Forever is not a good show if your attention span is 80 seconds or more, which is probably why they front-load each episode with pictures of the lead male with his shirt off instead of a blank screen with the words "ELEMENTARY IS ON A BREAK SO PLEASE WATCH THIS WHILE YOU WAIT FOR THE NEW SEASON" emblazoned across the tv, and the way they haven't made a single reference to Elementary or Castle a full five episodes in makes me think the people making Forever are being a bit precious about their piggybacking on the success of other, better NYC-based murder-mystery shows, because the goofy and light-hearted atmosphere of proceedings is screaming out for some conspicuously-absent lampshade-hanging or at least a bit of genre-awareness.
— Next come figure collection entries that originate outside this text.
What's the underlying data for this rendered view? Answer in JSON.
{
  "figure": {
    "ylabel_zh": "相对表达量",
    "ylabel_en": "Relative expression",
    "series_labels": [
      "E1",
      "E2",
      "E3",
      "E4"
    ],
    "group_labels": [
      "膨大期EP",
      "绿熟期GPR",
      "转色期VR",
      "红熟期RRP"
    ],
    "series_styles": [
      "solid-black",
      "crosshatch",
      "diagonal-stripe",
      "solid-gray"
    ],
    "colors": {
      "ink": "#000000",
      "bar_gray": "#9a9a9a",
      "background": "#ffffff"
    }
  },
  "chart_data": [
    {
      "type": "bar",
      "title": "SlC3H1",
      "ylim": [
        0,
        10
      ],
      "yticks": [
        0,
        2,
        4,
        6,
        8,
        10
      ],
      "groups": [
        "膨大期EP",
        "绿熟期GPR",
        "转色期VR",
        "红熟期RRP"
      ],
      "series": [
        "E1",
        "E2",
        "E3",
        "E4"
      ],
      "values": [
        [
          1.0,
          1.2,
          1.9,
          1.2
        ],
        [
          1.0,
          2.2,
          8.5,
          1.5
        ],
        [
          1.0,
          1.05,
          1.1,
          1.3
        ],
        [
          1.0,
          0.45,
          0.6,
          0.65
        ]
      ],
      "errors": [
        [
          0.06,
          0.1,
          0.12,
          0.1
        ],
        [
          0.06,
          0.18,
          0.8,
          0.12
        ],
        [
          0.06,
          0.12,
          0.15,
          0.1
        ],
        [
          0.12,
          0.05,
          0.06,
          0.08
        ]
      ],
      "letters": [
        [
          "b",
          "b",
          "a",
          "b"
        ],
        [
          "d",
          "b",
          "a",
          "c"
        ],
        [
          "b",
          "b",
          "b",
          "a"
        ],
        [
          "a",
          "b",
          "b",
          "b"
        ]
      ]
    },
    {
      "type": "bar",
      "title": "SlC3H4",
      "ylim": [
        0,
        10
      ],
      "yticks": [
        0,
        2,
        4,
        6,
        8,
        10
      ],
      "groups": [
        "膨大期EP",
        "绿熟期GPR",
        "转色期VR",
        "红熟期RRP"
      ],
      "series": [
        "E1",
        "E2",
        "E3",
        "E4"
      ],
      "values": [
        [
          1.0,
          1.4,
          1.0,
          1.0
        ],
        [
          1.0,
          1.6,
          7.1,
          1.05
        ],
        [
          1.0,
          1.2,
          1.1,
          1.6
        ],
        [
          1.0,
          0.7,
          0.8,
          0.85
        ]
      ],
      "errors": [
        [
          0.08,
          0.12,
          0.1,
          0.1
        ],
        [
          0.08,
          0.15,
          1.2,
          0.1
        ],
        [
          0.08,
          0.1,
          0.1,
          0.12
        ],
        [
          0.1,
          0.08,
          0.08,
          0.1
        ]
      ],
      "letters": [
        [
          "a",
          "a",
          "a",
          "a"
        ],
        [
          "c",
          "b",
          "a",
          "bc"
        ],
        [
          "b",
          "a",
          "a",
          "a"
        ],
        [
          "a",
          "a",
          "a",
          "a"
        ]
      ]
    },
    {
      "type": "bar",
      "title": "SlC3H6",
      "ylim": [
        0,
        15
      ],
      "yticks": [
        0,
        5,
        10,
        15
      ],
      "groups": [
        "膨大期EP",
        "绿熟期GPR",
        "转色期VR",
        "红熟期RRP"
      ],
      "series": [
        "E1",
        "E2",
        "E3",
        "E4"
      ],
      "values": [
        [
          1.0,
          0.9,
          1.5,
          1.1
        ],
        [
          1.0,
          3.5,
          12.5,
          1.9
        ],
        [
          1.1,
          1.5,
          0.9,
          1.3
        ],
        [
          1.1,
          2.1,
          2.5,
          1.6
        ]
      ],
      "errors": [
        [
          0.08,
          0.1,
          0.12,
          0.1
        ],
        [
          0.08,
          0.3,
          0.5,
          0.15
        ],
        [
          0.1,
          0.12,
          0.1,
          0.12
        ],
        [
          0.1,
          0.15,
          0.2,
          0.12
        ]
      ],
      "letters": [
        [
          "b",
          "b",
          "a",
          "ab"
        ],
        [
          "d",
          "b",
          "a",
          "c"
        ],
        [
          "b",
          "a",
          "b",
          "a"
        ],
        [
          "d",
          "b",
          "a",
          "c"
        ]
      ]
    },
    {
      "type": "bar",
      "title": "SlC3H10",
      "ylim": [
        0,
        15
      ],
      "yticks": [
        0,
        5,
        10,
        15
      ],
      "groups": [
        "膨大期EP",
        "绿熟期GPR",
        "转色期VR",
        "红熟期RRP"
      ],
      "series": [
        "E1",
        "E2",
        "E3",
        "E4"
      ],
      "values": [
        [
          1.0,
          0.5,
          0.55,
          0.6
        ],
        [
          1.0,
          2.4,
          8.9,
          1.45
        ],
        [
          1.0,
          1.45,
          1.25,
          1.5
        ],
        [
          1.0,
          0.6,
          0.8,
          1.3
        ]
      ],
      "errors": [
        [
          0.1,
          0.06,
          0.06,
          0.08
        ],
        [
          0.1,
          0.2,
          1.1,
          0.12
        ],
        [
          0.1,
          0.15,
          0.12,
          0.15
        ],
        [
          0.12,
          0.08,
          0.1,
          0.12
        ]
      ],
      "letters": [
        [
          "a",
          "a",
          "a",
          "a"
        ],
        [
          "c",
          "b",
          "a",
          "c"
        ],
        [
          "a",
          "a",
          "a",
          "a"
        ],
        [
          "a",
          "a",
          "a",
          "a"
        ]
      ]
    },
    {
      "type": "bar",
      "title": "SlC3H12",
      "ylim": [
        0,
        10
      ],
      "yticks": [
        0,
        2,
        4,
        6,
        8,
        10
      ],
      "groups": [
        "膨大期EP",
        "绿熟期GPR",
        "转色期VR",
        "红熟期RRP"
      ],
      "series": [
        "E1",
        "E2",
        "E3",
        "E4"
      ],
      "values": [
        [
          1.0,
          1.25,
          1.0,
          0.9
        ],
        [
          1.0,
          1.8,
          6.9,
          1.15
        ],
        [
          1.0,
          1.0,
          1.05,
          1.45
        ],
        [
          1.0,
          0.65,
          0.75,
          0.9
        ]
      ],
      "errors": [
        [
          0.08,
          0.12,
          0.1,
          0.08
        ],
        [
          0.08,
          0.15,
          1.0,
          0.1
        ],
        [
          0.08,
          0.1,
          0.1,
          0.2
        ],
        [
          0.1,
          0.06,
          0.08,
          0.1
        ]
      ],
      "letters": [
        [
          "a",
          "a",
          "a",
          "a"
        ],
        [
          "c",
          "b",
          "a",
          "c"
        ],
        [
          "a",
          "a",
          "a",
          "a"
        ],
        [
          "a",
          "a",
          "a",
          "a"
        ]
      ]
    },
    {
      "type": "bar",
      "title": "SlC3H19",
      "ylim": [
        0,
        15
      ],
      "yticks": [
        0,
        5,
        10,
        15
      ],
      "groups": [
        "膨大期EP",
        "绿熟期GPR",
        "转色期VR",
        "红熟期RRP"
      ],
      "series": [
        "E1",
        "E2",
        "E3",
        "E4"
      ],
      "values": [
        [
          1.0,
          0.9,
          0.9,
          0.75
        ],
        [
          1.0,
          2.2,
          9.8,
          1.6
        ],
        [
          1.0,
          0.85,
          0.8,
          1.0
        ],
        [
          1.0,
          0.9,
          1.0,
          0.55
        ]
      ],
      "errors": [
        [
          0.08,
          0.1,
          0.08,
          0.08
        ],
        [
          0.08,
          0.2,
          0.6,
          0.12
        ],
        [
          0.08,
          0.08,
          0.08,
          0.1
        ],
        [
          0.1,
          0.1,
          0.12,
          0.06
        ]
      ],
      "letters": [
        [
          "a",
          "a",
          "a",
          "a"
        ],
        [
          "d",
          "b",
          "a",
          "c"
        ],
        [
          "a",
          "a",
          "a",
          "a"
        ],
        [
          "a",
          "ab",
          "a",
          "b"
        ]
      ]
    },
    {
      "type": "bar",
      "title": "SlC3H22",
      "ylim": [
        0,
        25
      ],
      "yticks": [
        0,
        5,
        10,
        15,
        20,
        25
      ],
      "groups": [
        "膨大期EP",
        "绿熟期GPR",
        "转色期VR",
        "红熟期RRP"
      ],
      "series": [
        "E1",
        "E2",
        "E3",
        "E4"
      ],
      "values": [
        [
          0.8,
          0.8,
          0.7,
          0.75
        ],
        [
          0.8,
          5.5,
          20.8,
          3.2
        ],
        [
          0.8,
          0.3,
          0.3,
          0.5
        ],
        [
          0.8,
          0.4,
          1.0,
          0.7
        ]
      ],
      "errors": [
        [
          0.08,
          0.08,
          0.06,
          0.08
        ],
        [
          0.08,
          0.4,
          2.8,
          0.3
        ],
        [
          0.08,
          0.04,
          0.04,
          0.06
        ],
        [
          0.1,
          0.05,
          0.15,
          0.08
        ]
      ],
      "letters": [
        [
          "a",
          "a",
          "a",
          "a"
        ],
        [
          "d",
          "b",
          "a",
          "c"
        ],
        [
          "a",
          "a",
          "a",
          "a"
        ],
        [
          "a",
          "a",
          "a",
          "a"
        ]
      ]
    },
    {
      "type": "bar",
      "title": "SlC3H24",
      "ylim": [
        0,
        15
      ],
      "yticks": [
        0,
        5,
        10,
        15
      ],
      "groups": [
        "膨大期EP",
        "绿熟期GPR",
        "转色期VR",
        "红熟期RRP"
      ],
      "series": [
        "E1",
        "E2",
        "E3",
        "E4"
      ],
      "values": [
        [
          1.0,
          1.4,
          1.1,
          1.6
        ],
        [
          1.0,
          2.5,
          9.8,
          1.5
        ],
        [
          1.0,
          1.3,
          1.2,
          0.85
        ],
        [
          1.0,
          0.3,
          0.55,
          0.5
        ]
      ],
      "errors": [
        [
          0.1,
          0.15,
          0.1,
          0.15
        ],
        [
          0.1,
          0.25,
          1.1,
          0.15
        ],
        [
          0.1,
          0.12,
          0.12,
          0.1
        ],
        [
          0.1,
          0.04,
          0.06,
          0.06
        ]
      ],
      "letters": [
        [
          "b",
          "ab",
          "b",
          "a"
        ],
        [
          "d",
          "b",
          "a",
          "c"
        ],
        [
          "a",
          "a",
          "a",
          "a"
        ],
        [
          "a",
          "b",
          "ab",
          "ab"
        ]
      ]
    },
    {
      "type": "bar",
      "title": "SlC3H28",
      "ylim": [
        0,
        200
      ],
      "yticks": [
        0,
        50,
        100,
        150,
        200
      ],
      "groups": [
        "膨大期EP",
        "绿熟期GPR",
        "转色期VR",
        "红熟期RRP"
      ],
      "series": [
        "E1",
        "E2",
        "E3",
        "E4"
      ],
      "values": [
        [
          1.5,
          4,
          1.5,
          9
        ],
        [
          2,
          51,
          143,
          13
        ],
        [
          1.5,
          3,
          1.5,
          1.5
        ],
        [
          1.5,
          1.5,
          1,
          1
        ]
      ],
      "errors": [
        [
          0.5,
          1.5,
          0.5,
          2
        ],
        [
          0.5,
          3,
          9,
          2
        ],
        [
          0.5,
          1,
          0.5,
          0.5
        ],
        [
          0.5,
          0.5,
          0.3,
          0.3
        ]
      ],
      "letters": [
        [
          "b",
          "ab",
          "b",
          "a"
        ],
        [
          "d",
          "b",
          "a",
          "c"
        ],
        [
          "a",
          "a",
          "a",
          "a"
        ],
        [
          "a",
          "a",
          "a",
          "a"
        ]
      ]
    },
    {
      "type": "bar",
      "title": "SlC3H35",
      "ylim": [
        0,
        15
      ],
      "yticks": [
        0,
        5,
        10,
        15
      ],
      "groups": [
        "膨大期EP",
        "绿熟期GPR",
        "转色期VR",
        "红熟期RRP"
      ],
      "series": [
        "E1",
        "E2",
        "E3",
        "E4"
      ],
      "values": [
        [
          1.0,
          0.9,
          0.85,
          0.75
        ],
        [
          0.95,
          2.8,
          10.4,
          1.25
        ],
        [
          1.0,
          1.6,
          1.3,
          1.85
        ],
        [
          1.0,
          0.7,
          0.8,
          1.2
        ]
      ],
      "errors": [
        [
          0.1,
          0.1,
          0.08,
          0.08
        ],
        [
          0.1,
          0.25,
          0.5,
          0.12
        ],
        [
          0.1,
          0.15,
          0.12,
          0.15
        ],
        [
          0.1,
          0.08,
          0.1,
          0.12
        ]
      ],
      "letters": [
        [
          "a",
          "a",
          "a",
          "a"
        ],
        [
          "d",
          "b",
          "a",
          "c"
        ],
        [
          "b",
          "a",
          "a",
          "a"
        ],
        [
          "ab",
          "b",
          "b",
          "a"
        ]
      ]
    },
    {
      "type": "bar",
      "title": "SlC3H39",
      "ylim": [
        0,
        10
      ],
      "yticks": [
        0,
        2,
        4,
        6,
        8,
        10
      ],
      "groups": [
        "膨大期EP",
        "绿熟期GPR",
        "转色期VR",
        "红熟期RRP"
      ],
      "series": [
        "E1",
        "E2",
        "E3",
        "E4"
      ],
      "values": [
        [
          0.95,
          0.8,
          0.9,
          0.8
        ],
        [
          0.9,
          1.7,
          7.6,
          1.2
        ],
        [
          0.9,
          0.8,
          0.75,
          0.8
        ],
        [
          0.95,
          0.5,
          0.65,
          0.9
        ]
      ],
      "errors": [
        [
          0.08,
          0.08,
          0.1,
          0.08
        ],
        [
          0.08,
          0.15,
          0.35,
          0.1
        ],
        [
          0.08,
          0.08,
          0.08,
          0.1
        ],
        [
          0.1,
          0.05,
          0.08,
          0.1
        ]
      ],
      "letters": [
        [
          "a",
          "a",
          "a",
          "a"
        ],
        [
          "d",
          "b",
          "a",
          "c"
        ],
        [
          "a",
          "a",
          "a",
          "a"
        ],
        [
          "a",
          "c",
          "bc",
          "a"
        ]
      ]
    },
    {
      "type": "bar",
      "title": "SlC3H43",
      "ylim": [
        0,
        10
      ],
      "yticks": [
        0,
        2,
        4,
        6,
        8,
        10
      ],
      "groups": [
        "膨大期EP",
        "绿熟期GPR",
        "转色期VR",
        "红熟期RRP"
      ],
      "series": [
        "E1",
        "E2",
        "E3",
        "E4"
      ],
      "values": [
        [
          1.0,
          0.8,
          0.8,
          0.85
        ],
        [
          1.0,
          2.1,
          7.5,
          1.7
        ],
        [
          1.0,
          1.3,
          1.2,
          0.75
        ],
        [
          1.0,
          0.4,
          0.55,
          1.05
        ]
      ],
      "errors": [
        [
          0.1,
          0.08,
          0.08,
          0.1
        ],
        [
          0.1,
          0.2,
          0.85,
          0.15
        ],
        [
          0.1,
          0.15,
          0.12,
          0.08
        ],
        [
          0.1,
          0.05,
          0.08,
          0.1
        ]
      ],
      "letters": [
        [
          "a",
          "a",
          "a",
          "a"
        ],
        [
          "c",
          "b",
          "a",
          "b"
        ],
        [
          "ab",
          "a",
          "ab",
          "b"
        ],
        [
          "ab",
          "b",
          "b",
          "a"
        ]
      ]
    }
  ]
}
Forever is televisual landfill, a placeholder until you find something else to watch in its stead and the way it's written and the way it shirt-offs its lead at the drop of a hat (without ever asking why he isn't on a sex offender's registry for streaking public places every week) suggest that those making it at least know that much and have built their product accordingly.  It is not good, but it is amusing and passes the time, and I suppose that's the best they were hoping for even if we might have been holding out for something better with such a romantic high-concept premise at the heart of what is essentially an identikit mystery show you've seen many times before even in the current televisual season.  There's plenty of other shows coming up with an identical setting, too - iZombie is likely the one that springs immediately to mind as it's going for the teen viewership for some reason, but I'm not sure who Forever is aimed at.  I suppose that's just another one of life's mysteries.